The increased nervousness among market participants over the past week is palpable. The prospect of an expanding trade war is back on the table, the US yield curve is perilously close to a much-feared inversion, invoking calls for Fed easing later this year, and the European Commission just released its pessimistic excessive deficit review of Italy, just as EU elections served to embolden the country’s anti-establishment government.
As we possibly approach what many see as the eve of a late-cycle downturn, investors are looking for diversification wherever it can be found. For the most part this has involved increasing allocations to alternative investments including private equity and other alternative assets. The hope is that the underlying risk factors are somewhat different to those in public equity markets. But are investors missing a trick? Currency exposure forms an integral component of total international asset returns, and can greatly help or hinder performance during recessions and economic crises.
Time and again, there are currencies that exhibit resilience during economic crises, and others that suffer in equal measure. These ‘safe-haven’ currencies typically belong to those countries with large foreign net asset positions, large and highly rated sovereign debt market capitalizations, low levels of relative yields, and undervalued currencies. The four factors are actually interrelated. Large foreign asset positions indicate a positive creditor position with the rest of the world, which reflective of lower credit and currency risk, normally commands lower real interest rates on domestic assets. The low levels of relative yields make these currencies attractive funding currencies for international investment, which can lead to steady downward pressure on safe-haven currencies during periods of economic expansion, but equally leads to the build-up of balance sheet currency mismatches.
Currency mismatches are unwound quickly and painfully during crises as creditor countries withdraw funding (or repatriate foreign assets), and as international debtors (and speculators who seek to profit from carry trades) scramble to acquire the currencies they previously borrowed. The Swiss franc and Japanese yen come to mind as having several episodes resembling these dynamics. The rule of thumb during crises, it would seem, is to maintain exposure to currencies with high quality international balance sheets.
Despite not having a net external asset position, the US dollar is the exception as a safe haven currency. On one hand there is mechanical demand as investors flock to the outsized US treasury market (as long as the flows are not FX hedged). On the other, the US dollar is still the world’s reserve currency, and despite running an external debt position with the rest of the world (notably versus China and Japan), the US dollar is a primary source of funding, especially in emerging economies. This serves to intensify dollar demand during tumultuous times.
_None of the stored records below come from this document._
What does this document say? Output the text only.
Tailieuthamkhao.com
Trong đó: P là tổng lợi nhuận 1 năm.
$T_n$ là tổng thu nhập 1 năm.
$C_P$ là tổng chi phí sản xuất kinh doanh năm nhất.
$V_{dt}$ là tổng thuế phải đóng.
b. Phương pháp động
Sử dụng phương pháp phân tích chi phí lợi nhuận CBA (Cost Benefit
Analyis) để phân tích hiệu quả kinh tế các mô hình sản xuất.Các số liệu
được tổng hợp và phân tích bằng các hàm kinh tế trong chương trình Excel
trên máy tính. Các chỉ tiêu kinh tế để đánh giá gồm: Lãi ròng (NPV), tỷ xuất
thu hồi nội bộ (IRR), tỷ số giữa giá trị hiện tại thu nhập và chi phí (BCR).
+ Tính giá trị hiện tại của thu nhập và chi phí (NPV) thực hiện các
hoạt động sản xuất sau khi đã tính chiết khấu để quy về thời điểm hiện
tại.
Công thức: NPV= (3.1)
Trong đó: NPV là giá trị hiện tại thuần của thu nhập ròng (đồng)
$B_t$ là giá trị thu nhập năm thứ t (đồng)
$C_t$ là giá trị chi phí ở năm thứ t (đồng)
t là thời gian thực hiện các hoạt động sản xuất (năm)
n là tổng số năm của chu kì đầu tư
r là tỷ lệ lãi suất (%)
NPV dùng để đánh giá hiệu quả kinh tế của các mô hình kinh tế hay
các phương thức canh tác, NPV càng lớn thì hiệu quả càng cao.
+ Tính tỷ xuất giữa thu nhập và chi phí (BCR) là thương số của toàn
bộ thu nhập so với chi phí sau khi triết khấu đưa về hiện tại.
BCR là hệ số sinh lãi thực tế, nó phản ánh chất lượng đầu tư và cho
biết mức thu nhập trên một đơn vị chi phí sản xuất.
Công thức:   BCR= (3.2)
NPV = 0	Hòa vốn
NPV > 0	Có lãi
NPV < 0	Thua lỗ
As growth-sensitive currencies decline, their US dollar denominated liabilities rise, creating a feedback loop fuelling the demand for US dollars.
Should these relationships hold true, it suggests that investors based in safe-haven countries would do well to hedge foreign currency exposures during crises. But anticipating the cause of crises is difficult, and chances are, the effects will be different this time around. The US dollar is overvalued by most metrics, supported by high yields which create room for future monetary easing, and is also subject to the ‘Trump factor’, which could undermine confidence in the US dollar. The origin of the next crisis will also matter. There are a number of known unknowns (trade wars, protectionism and populism, Brexit, Euro disintegration, US recession…) but unknown unknowns can’t be predicted.
Recession-minded investors should think carefully about the various asset and currency balance sheet imbalances at hand globally. These are on the rise (figure 1) and are instructive for the acute exchange rate movements required to correct external overhangs and restore competitiveness in the event of a crisis. Those who might want to position for these movements could do so a number of ways, including: adjusting hedge ratios dynamically using trend-following and or currency quality signals to position defensively; a risk-off currency overlay which could be cheapened through the use of fundamental signals; using currency risk premia as an uncorrelated source of return to fund traditional but expensive crisis risk offset strategies (e.g. equity put options); and even discretionary currency trades implemented according to the view of the investor, in line with expected sources of crises.
By virtue of their role as an equilibrating mechanism in the global economy, exchange rates will without doubt feature prominently in any coming financial crisis. Luckily, the opportunity set within currency is easily accessible and need not disrupt strategic asset allocations due to the capital-efficient nature of currency overlays.